For two solid nights Guwahatians could not sleep, as the hilarity accompanied by sparkling lights and deafening sounds continued for the whole night. It was of course hard on the elderly and sick people and that is why they frown upon such festivities. In their view, it is nice to enjoy and celebrate some festivals, but too much of everything is not good for health. The environmentalists would certainly condemn all these explosions, since they lead to air and sound pollution, which is harmful to humanity as well as to the planet earth. Already there have been discussions, debates, conferences etc. all around the world to save the earth from disaster.

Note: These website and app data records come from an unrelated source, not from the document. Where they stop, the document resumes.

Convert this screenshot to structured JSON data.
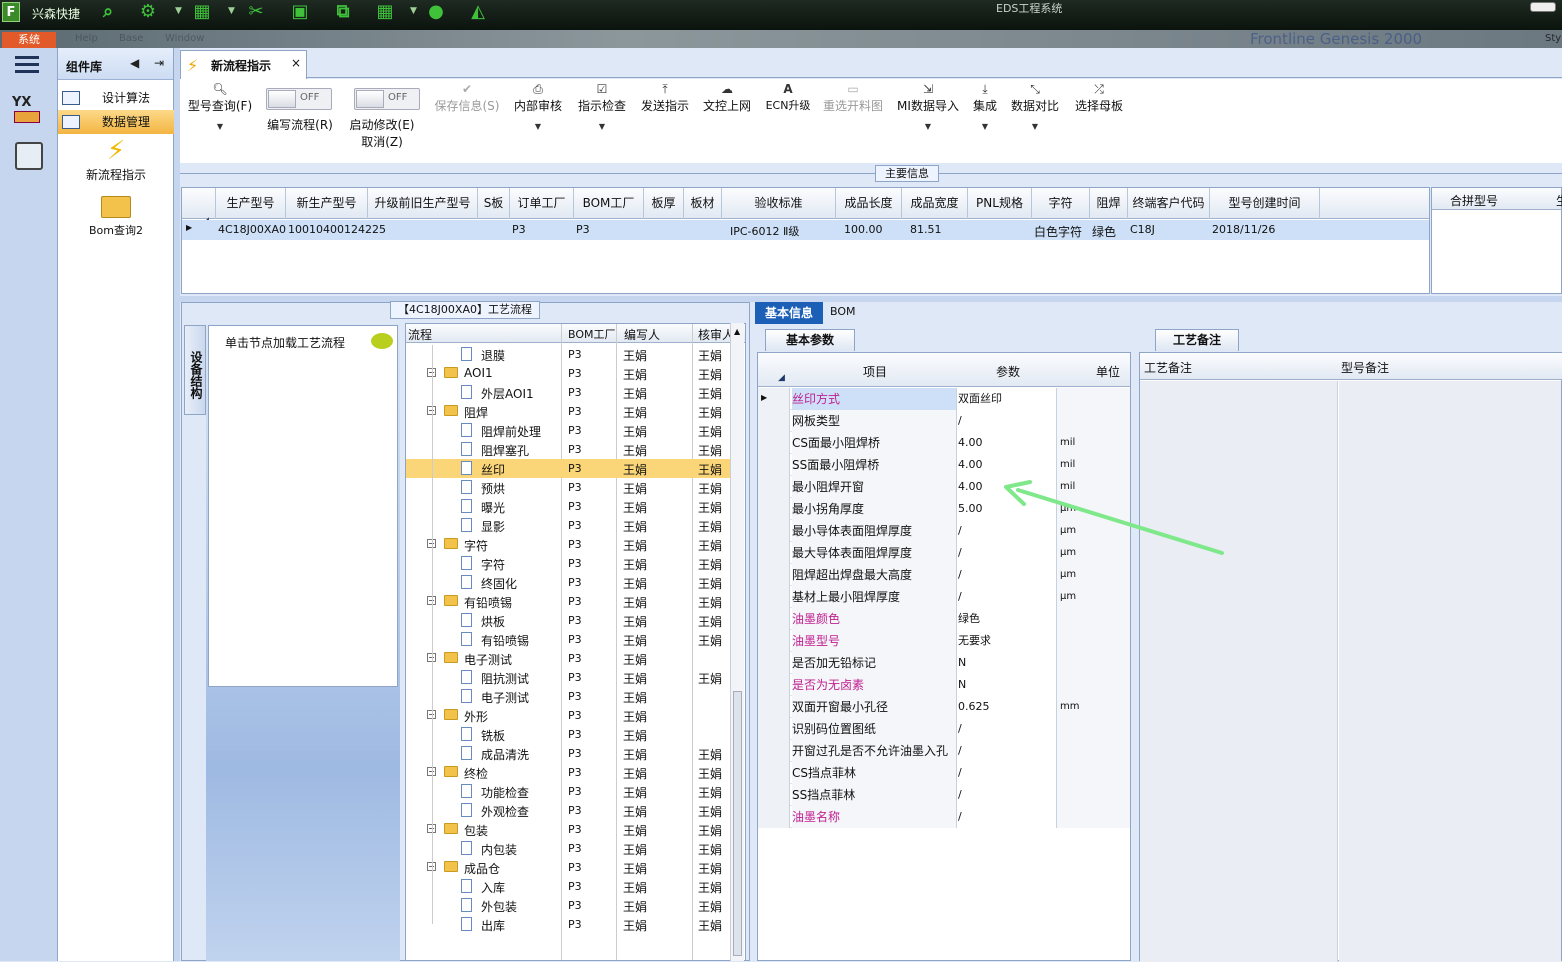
{
  "titlebar": {
    "logo": "F",
    "app_name": "兴森快捷",
    "system_title": "EDS工程系统"
  },
  "menubar": {
    "system_tab": "系统",
    "ghost_items": [
      "Help",
      "Base",
      "Window"
    ],
    "ghost_brand": "Frontline  Genesis 2000",
    "ghost_right": "Sty"
  },
  "leftnav": {
    "yx_label": "YX"
  },
  "component_panel": {
    "title": "组件库",
    "items": [
      {
        "label": "设计算法",
        "selected": false
      },
      {
        "label": "数据管理",
        "selected": true
      }
    ],
    "tools": [
      {
        "label": "新流程指示",
        "icon": "lightning-icon"
      },
      {
        "label": "Bom查询2",
        "icon": "open-folder-icon"
      }
    ]
  },
  "doc_tab": {
    "label": "新流程指示",
    "close": "×"
  },
  "ribbon": {
    "buttons": [
      {
        "label": "型号查询(F)",
        "icon": "search-icon",
        "disabled": false,
        "dropdown": true
      },
      {
        "label": "编写流程(R)",
        "toggle_state": "OFF"
      },
      {
        "label": "启动修改(E)",
        "label2": "取消(Z)",
        "toggle_state": "OFF"
      },
      {
        "label": "保存信息(S)",
        "icon": "check-icon",
        "disabled": true
      },
      {
        "label": "内部审核",
        "icon": "print-icon",
        "dropdown": true
      },
      {
        "label": "指示检查",
        "icon": "checkbox-icon",
        "dropdown": true
      },
      {
        "label": "发送指示",
        "icon": "upload-icon"
      },
      {
        "label": "文控上网",
        "icon": "cloud-upload-icon"
      },
      {
        "label": "ECN升级",
        "icon": "font-a-icon"
      },
      {
        "label": "重选开料图",
        "icon": "image-icon",
        "disabled": true
      },
      {
        "label": "MI数据导入",
        "icon": "import-icon",
        "dropdown": true
      },
      {
        "label": "集成",
        "icon": "download-icon",
        "dropdown": true
      },
      {
        "label": "数据对比",
        "icon": "compress-icon",
        "dropdown": true
      },
      {
        "label": "选择母板",
        "icon": "shuffle-icon"
      }
    ]
  },
  "main_info": {
    "caption": "主要信息",
    "columns": [
      "生产型号",
      "新生产型号",
      "升级前旧生产型号",
      "S板",
      "订单工厂",
      "BOM工厂",
      "板厚",
      "板材",
      "验收标准",
      "成品长度",
      "成品宽度",
      "PNL规格",
      "字符",
      "阻焊",
      "终端客户代码",
      "型号创建时间"
    ],
    "rows": [
      [
        "4C18J00XA0",
        "10010400124225",
        "",
        "",
        "P3",
        "P3",
        "",
        "",
        "IPC-6012 Ⅱ级",
        "100.00",
        "81.51",
        "",
        "白色字符",
        "绿色",
        "C18J",
        "2018/11/26"
      ]
    ],
    "merge_panel": {
      "col1": "合拼型号",
      "col2": "生"
    }
  },
  "flow_panel": {
    "caption": "【4C18J00XA0】工艺流程",
    "side_tab": "设备结构",
    "hint": "单击节点加载工艺流程",
    "headers": [
      "流程",
      "BOM工厂",
      "编写人",
      "核审人"
    ],
    "rows": [
      {
        "label": "退膜",
        "type": "doc",
        "level": 2,
        "bom": "P3",
        "writer": "王娟",
        "reviewer": "王娟"
      },
      {
        "label": "AOI1",
        "type": "folder",
        "level": 1,
        "bom": "P3",
        "writer": "王娟",
        "reviewer": "王娟"
      },
      {
        "label": "外层AOI1",
        "type": "doc",
        "level": 2,
        "bom": "P3",
        "writer": "王娟",
        "reviewer": "王娟"
      },
      {
        "label": "阻焊",
        "type": "folder",
        "level": 1,
        "bom": "P3",
        "writer": "王娟",
        "reviewer": "王娟"
      },
      {
        "label": "阻焊前处理",
        "type": "doc",
        "level": 2,
        "bom": "P3",
        "writer": "王娟",
        "reviewer": "王娟"
      },
      {
        "label": "阻焊塞孔",
        "type": "doc",
        "level": 2,
        "bom": "P3",
        "writer": "王娟",
        "reviewer": "王娟"
      },
      {
        "label": "丝印",
        "type": "doc",
        "level": 2,
        "bom": "P3",
        "writer": "王娟",
        "reviewer": "王娟",
        "selected": true
      },
      {
        "label": "预烘",
        "type": "doc",
        "level": 2,
        "bom": "P3",
        "writer": "王娟",
        "reviewer": "王娟"
      },
      {
        "label": "曝光",
        "type": "doc",
        "level": 2,
        "bom": "P3",
        "writer": "王娟",
        "reviewer": "王娟"
      },
      {
        "label": "显影",
        "type": "doc",
        "level": 2,
        "bom": "P3",
        "writer": "王娟",
        "reviewer": "王娟"
      },
      {
        "label": "字符",
        "type": "folder",
        "level": 1,
        "bom": "P3",
        "writer": "王娟",
        "reviewer": "王娟"
      },
      {
        "label": "字符",
        "type": "doc",
        "level": 2,
        "bom": "P3",
        "writer": "王娟",
        "reviewer": "王娟"
      },
      {
        "label": "终固化",
        "type": "doc",
        "level": 2,
        "bom": "P3",
        "writer": "王娟",
        "reviewer": "王娟"
      },
      {
        "label": "有铅喷锡",
        "type": "folder",
        "level": 1,
        "bom": "P3",
        "writer": "王娟",
        "reviewer": "王娟"
      },
      {
        "label": "烘板",
        "type": "doc",
        "level": 2,
        "bom": "P3",
        "writer": "王娟",
        "reviewer": "王娟"
      },
      {
        "label": "有铅喷锡",
        "type": "doc",
        "level": 2,
        "bom": "P3",
        "writer": "王娟",
        "reviewer": "王娟"
      },
      {
        "label": "电子测试",
        "type": "folder",
        "level": 1,
        "bom": "P3",
        "writer": "王娟",
        "reviewer": ""
      },
      {
        "label": "阻抗测试",
        "type": "doc",
        "level": 2,
        "bom": "P3",
        "writer": "王娟",
        "reviewer": "王娟"
      },
      {
        "label": "电子测试",
        "type": "doc",
        "level": 2,
        "bom": "P3",
        "writer": "王娟",
        "reviewer": ""
      },
      {
        "label": "外形",
        "type": "folder",
        "level": 1,
        "bom": "P3",
        "writer": "王娟",
        "reviewer": ""
      },
      {
        "label": "铣板",
        "type": "doc",
        "level": 2,
        "bom": "P3",
        "writer": "王娟",
        "reviewer": ""
      },
      {
        "label": "成品清洗",
        "type": "doc",
        "level": 2,
        "bom": "P3",
        "writer": "王娟",
        "reviewer": "王娟"
      },
      {
        "label": "终检",
        "type": "folder",
        "level": 1,
        "bom": "P3",
        "writer": "王娟",
        "reviewer": "王娟"
      },
      {
        "label": "功能检查",
        "type": "doc",
        "level": 2,
        "bom": "P3",
        "writer": "王娟",
        "reviewer": "王娟"
      },
      {
        "label": "外观检查",
        "type": "doc",
        "level": 2,
        "bom": "P3",
        "writer": "王娟",
        "reviewer": "王娟"
      },
      {
        "label": "包装",
        "type": "folder",
        "level": 1,
        "bom": "P3",
        "writer": "王娟",
        "reviewer": "王娟"
      },
      {
        "label": "内包装",
        "type": "doc",
        "level": 2,
        "bom": "P3",
        "writer": "王娟",
        "reviewer": "王娟"
      },
      {
        "label": "成品仓",
        "type": "folder",
        "level": 1,
        "bom": "P3",
        "writer": "王娟",
        "reviewer": "王娟"
      },
      {
        "label": "入库",
        "type": "doc",
        "level": 2,
        "bom": "P3",
        "writer": "王娟",
        "reviewer": "王娟"
      },
      {
        "label": "外包装",
        "type": "doc",
        "level": 2,
        "bom": "P3",
        "writer": "王娟",
        "reviewer": "王娟"
      },
      {
        "label": "出库",
        "type": "doc",
        "level": 2,
        "bom": "P3",
        "writer": "王娟",
        "reviewer": "王娟"
      }
    ]
  },
  "basic_info": {
    "tabs": [
      "基本信息",
      "BOM"
    ],
    "sub_tab": "基本参数",
    "headers": [
      "项目",
      "参数",
      "单位"
    ],
    "rows": [
      {
        "name": "丝印方式",
        "value": "双面丝印",
        "unit": "",
        "pink": true,
        "current": true
      },
      {
        "name": "网板类型",
        "value": "/",
        "unit": ""
      },
      {
        "name": "CS面最小阻焊桥",
        "value": "4.00",
        "unit": "mil"
      },
      {
        "name": "SS面最小阻焊桥",
        "value": "4.00",
        "unit": "mil"
      },
      {
        "name": "最小阻焊开窗",
        "value": "4.00",
        "unit": "mil"
      },
      {
        "name": "最小拐角厚度",
        "value": "5.00",
        "unit": "μm"
      },
      {
        "name": "最小导体表面阻焊厚度",
        "value": "/",
        "unit": "μm"
      },
      {
        "name": "最大导体表面阻焊厚度",
        "value": "/",
        "unit": "μm"
      },
      {
        "name": "阻焊超出焊盘最大高度",
        "value": "/",
        "unit": "μm"
      },
      {
        "name": "基材上最小阻焊厚度",
        "value": "/",
        "unit": "μm"
      },
      {
        "name": "油墨颜色",
        "value": "绿色",
        "unit": "",
        "pink": true
      },
      {
        "name": "油墨型号",
        "value": "无要求",
        "unit": "",
        "pink": true
      },
      {
        "name": "是否加无铅标记",
        "value": "N",
        "unit": ""
      },
      {
        "name": "是否为无卤素",
        "value": "N",
        "unit": "",
        "pink": true
      },
      {
        "name": "双面开窗最小孔径",
        "value": "0.625",
        "unit": "mm"
      },
      {
        "name": "识别码位置图纸",
        "value": "/",
        "unit": ""
      },
      {
        "name": "开窗过孔是否不允许油墨入孔",
        "value": "/",
        "unit": ""
      },
      {
        "name": "CS挡点菲林",
        "value": "/",
        "unit": ""
      },
      {
        "name": "SS挡点菲林",
        "value": "/",
        "unit": ""
      },
      {
        "name": "油墨名称",
        "value": "/",
        "unit": "",
        "pink": true
      }
    ]
  },
  "craft_notes": {
    "tab": "工艺备注",
    "col1": "工艺备注",
    "col2": "型号备注"
  },
  "colors": {
    "accent_green_annotation": "#7ee88a",
    "selected_row": "#fbd678",
    "pink_label": "#c0208f",
    "tab_blue": "#1c5fb6"
  }
}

But who would bother about such things at the time of Diwali celebrations? It is also true that people, specially young people and children will not be amused if we talk about the impending peril to the earth, when they are celebrating Diwali with exuberance. We cannot act as spoil sport and throw cold water on their happiness—can we? After all, Diwali comes only once in a year. Hence let us forget the gloomy thoughts and be happy.